At Alabama State University, we are taught that knowledge is power. That lesson does not stop at our campus. It reaches every college in Alabama and every university across this nation. But what happens when the right to speak, to question, and to tell the truth is taken away? Without free speech and a free press, that power disappears. Students, faculty, and staff everywhere lose the ability to grow, to challenge injustice, and to shape a future that reflects their values.
Free speech is the right to express your thoughts, beliefs, and opinions without fear of government punishment. Free press is the right of journalists and publications to investigate, report, and publish information without being silenced or controlled. These rights are written into the First Amendment of the United States Constitution, but what is written on paper can be eroded in practice. When voices are silenced or punished, those freedoms begin to slip away.
On September 10, political commentator Charlie Kirk, founder of Turning Point USA, was shot and killed while speaking at Utah Valley University, according to the Associated Press. His topics were crass and hard. He spoke about gender identity, mass shootings, and gang violence in ways that some felt cast Black and brown communities in a negative light. I had the opportunity to speak with students on campus and listen to how they felt. Many people felt that Kirk was a racist.
I asked if it was that simple, or if he was simply a man who believed deeply in his people and his convictions. Was that not his freedom of speech? Even if we did not like his words, was he not entitled to say them?
The same tensions spilled onto our own campus, the university went on lock down after receiving a bomb threat, according to The Guardian. President Quinton T. Ross Jr. confirmed that the university had received a terroristic threat and operations were suspended as a precaution. The university was locked down not because of what we said, but because of the retaliation that followed Kirk’s death.
Even national figures faced consequences; ABC suspended Jimmy Kimmel Live after Kimmel’s remarks about Kirk’s death drew backlash. Affiliate stations under Nexstar and Sinclair stopped airing the show, and the chairman of the Federal Communications Commission warned of regulatory consequences, according to Reuters. A late-night host with a national platform was taken off the air for speaking freely.
All of this raises a bigger question: What happens when even speaking about death feels dangerous? We watched a political figure being gunned down. We saw a national TV host pulled from the air. Our own campus was locked down after a bomb threat, and in the middle of that climate, more tragedy followed.
Demartravion “Trey” Reed, a 21-year-old student at Delta State University in Mississippi, was found hanging from a tree on campus. Days later, Cory Zukatis, 36, was also found hanging from a tree in Vicksburg, Mississippi. Two men, two trees, two unanswered questions. And yet even talking about their deaths feels like stepping into forbidden territory.

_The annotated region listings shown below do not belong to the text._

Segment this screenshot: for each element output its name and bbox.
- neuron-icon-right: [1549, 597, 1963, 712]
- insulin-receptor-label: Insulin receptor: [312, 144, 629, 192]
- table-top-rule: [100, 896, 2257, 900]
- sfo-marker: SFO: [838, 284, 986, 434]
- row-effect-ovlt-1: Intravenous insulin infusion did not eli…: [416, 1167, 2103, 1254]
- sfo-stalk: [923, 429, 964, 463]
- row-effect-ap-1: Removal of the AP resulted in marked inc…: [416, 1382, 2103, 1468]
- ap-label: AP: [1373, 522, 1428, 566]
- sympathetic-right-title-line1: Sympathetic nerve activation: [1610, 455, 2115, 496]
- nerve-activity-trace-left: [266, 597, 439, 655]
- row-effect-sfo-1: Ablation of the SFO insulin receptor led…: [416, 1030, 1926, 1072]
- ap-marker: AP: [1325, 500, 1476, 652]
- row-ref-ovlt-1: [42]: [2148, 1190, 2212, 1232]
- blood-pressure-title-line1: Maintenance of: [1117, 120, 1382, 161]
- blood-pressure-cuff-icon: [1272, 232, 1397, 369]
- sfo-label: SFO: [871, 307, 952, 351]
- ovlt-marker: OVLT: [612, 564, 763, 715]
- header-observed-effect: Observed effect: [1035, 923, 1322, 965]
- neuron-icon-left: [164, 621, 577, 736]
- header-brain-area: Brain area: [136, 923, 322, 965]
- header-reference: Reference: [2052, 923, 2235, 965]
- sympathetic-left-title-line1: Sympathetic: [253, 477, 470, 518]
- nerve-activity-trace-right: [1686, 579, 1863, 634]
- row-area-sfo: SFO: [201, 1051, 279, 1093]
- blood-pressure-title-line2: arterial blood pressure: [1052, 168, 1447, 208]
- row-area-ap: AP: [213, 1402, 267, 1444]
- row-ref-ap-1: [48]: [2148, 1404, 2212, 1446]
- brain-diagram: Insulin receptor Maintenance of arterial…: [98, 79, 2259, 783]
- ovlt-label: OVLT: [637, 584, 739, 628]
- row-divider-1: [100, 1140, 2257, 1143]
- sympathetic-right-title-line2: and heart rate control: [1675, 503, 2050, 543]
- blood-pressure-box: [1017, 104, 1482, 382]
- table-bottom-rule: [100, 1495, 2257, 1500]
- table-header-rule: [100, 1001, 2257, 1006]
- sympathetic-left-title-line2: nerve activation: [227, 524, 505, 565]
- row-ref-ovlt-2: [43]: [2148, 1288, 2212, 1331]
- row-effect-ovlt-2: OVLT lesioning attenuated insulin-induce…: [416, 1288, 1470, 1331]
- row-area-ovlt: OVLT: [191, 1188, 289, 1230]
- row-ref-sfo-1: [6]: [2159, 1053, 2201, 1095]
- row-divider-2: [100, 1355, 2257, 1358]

If we cannot name these moments, if we cannot write about them, if we cannot ask the hard questions, then what does that mean for free speech? What does that mean for free press?
In Alabama, the pressure is already real. Faculty and teachers are under review for social media posts about Kirk’s assassination. WSFA reported that State Superintendent Eric Mackey warned districts that those posts were “inexcusable” and could violate the Educator Code of Ethics. The outlet 1819 News reported that at least three educators are facing investigation. The American Civil Liberties Union of Alabama condemned what it called attempts to punish educators for exercising free speech.
I cannot help but ask, if educators can face discipline for words expressed on personal accounts, what message does that send to students across Alabama campuses?
I ask myself further, if professors are silenced, how long before student journalists are told to keep quiet?
This is what erosion looks like. Free speech is not lost in one sweeping law. Free press is not destroyed in one midnight raid. These freedoms slip away piece by piece. They slip when a host is taken off the air. They slip when a professor is investigated. They slip when a campus is silenced by fear.
As Editor-in-Chief of The Hornet Tribune, I know what is at stake. Free press is not a luxury. It is accountability. It is why injustices like Reed’s death are noticed, why communities demand answers, and why universities must defend students who speak up. The university was founded on courage, by men and women who faced violence but spoke anyway. That legacy belongs to us now.
Free speech and a free press are how we stay free. If we do not learn what those rights mean and defend them now, we will soon be told what to say, when to say it, and how to live. That is the road to a dictatorship.